May 15, 2005 (Revision 1.1, May 18, 2005)
SPECIAL REPORT: Galvanic Skin Response - A Window Into Breathing and Autonomic Nervous System Function
By: Stephen Elliott
COHERENCE(tm) asserts the theory that there is an approximate 12 second fundamental autonomic nervous system rhythm at which the adult cardiopulmonary system, inclusive of nervous system aspects, aspires to operate while in the state of rest or semi-activity - that this rhythm results in cardiopulmonary resonance and is an outcome of fine autonomic nervous system balance. It is further stated in The Science section of this website that this rhythm, consisting of a sympathetic phase and a parasympathetic phase, pervades the entire body resulting in the cyclic activation and deactivation of body systems including cardiac rate, arterial pressure, lung bronchi, low threshold muscle motor units, etc.
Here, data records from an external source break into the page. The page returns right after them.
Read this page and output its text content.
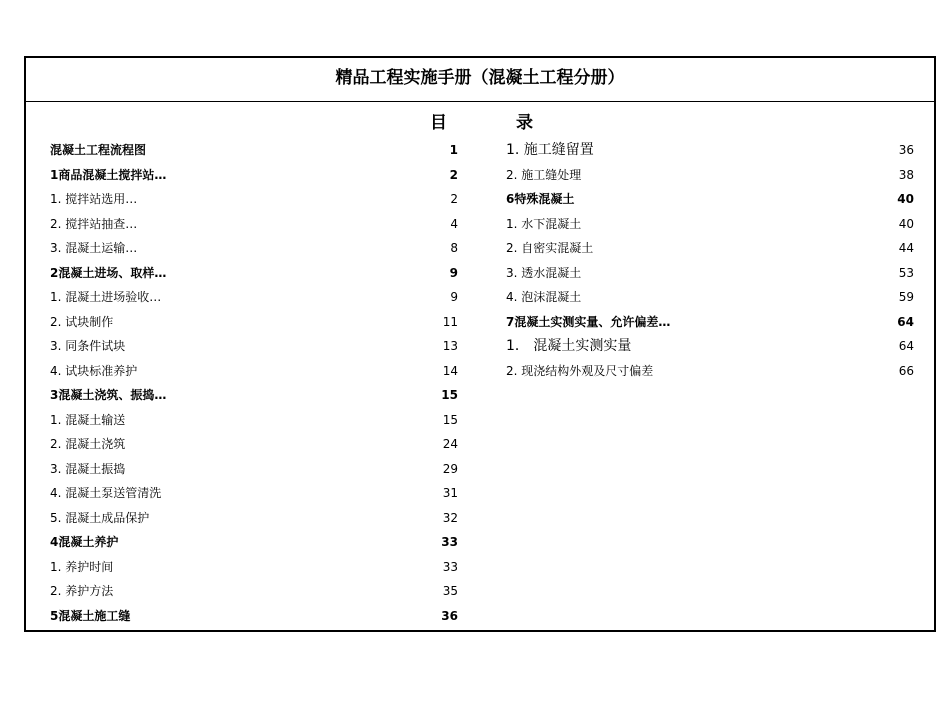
精品工程实施手册（混凝土工程分册）
目	录
混凝土工程流程图	1
1商品混凝土搅拌站…	2
1. 搅拌站选用…	2
2. 搅拌站抽查…	4
3. 混凝土运输…	8
2混凝土进场、取样…	9
1. 混凝土进场验收…	9
2. 试块制作	11
3. 同条件试块	13
4. 试块标准养护	14
3混凝土浇筑、振捣…	15
1. 混凝土输送	15
2. 混凝土浇筑	24
3. 混凝土振捣	29
4. 混凝土泵送管清洗	31
5. 混凝土成品保护	32
4混凝土养护	33
1. 养护时间	33
2. 养护方法	35
5混凝土施工缝	36
1. 施工缝留置	36
2. 施工缝处理	38
6特殊混凝土	40
1. 水下混凝土	40
2. 自密实混凝土	44
3. 透水混凝土	53
4. 泡沫混凝土	59
7混凝土实测实量、允许偏差…	64
1． 混凝土实测实量	64
2. 现浇结构外观及尺寸偏差	66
This rhythm is depicted in FIGURE 1 below.
FIGURE 1: 12 Second "Fundamental Quiescent Rhythm"
Galvanometric Skin Response (GSR) measures changes in skin conductivity as a function of autonomic nervous system changes, specifically the sympathetic branch. This "conductivity" or the reverse thereof, "resistivity", is measured in "ohms". Generally speaking, increased sympathetic emphasis results in increased conductivity, i.e. lower resistance, and decreased emphasis results in decreased conductivity, ergo higher resistance. It stands to reason that if the above assertions are correct, then GSR could be employed to assess sympathetic nervous system changes as a function of breathing frequency and to detect the presence of The Fundamental Quiescent Rhythm in action.
Assessment of dynamic GSR requires the use of a proper ohm meter along with adequate transducers for coupling the meter to the body. Due to a high degree of innervation in the hands, GSR is best measured by wrapping the hands around large cylindrical metallic electrodes. While the relationship between breathing and skin response can be "detected" with a top-end analog GSR meter, a high performance digital meter is required to measure, characterize, and record the dynamic relationship between GSR and breathing. In this case, an Agilent 34401A Multimeter is employed. All measurements are performed at the rate of 5 per second plotting 300 points per minute. Therefore the graphs are quite precise relative to dynamic GSR activity. Also, relative to measurements depicted in FIGUREs 2-4, a "solo" electrode is employed. This allows GSR measurements to be taken via one hand vs. both hands.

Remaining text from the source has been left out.